LA PARTE RICHIAMA SEMPRE L’INTERO

Proprio come nell’ologramma, in questa visione ogni “parte” è distribuita in tutto l’intero e ogni parte, quindi, contiene tutto l’intero.

La metafora olografica viene utilizzata come modello del processamento nella rete sottile sinaptico-dendritica.

Se alla domanda “Dove sono immagazzinati i nostri ricordi?” la teoria dei circuiti risponderebbe “Nell’amigdala”, la teoria holonomica suggerisce invece che la memoria sia registrata nel dominio dello spettro con pattern d’onda oscillanti in tutto il cervello.

Questo spiegherebbe perché un input parziale è in grado di richiamare tutta la memoria e perché la memoria possa essere rievocata indipendentemente dalla grandezza o dalla posizione dell’input.

spettro onda cervello

Nella teoria holonomica si può descrivere l’emozione come un “trigger” che richiama le memorie più profonde e tutte le sue risposte somatiche. Un fatto esterno oggi attiva dentro di noi un’emozione “trigger” che richiama le memorie più profonde, “trasformandole” (tramite funzione matematica che è la trasformata di Fourier) in un’immagine attuale con le “vecchie” emozioni, presenti come se fossero attuali e “appena nate”.  
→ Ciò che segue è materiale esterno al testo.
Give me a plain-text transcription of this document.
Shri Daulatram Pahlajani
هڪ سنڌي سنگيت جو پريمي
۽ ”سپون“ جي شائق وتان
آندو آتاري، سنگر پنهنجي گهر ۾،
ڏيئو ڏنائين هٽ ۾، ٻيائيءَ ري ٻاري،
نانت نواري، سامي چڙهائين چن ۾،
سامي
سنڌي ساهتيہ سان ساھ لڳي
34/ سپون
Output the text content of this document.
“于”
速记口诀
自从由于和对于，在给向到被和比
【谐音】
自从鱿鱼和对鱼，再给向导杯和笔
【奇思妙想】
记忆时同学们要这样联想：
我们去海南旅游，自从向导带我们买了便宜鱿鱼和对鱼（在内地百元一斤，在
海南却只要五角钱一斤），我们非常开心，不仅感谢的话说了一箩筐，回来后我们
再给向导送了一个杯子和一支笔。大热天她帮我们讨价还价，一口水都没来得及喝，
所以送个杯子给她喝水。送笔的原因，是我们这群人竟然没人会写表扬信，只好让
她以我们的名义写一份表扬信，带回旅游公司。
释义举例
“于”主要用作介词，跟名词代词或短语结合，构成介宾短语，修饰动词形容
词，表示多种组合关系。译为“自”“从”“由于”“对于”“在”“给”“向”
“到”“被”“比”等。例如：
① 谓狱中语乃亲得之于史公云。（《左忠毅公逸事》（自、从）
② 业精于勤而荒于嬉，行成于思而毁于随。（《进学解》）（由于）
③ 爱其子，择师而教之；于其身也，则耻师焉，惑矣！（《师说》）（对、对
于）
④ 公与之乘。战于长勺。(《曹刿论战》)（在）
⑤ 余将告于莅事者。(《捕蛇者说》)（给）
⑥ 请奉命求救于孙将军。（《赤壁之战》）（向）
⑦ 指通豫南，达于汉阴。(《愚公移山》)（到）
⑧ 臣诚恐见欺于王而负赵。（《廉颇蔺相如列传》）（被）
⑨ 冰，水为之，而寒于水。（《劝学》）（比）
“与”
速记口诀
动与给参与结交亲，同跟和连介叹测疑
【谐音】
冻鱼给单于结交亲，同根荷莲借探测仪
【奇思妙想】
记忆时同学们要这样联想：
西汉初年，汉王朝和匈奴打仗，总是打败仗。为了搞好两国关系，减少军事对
Se nella teoria dei circuiti le memorie sono tracce indelebili, nella teoria biochimica della Pert le emozioni stressogene memorizzate possono essere rilasciate. La teoria holonomica può invece intervenire tramite una RICOSTRUZIONE della memoria, così che il dominio dello spettro possa arricchirsi di una memoria positiva del fatto conflittuale originario.

Riferimenti bibliografici fondamentali

  • Pribram, Karl H. (1999). Conscious awareness: processing in the synaptodendritic web. New Ideas in Psychology, 17, 205-214.
  • Pert, Candace B. (1997). Molecules of Emotion. New York, NY: Scribner.
  • LeDoux, J. (1996). The Emotional Brain. New York: Simon & Schuster.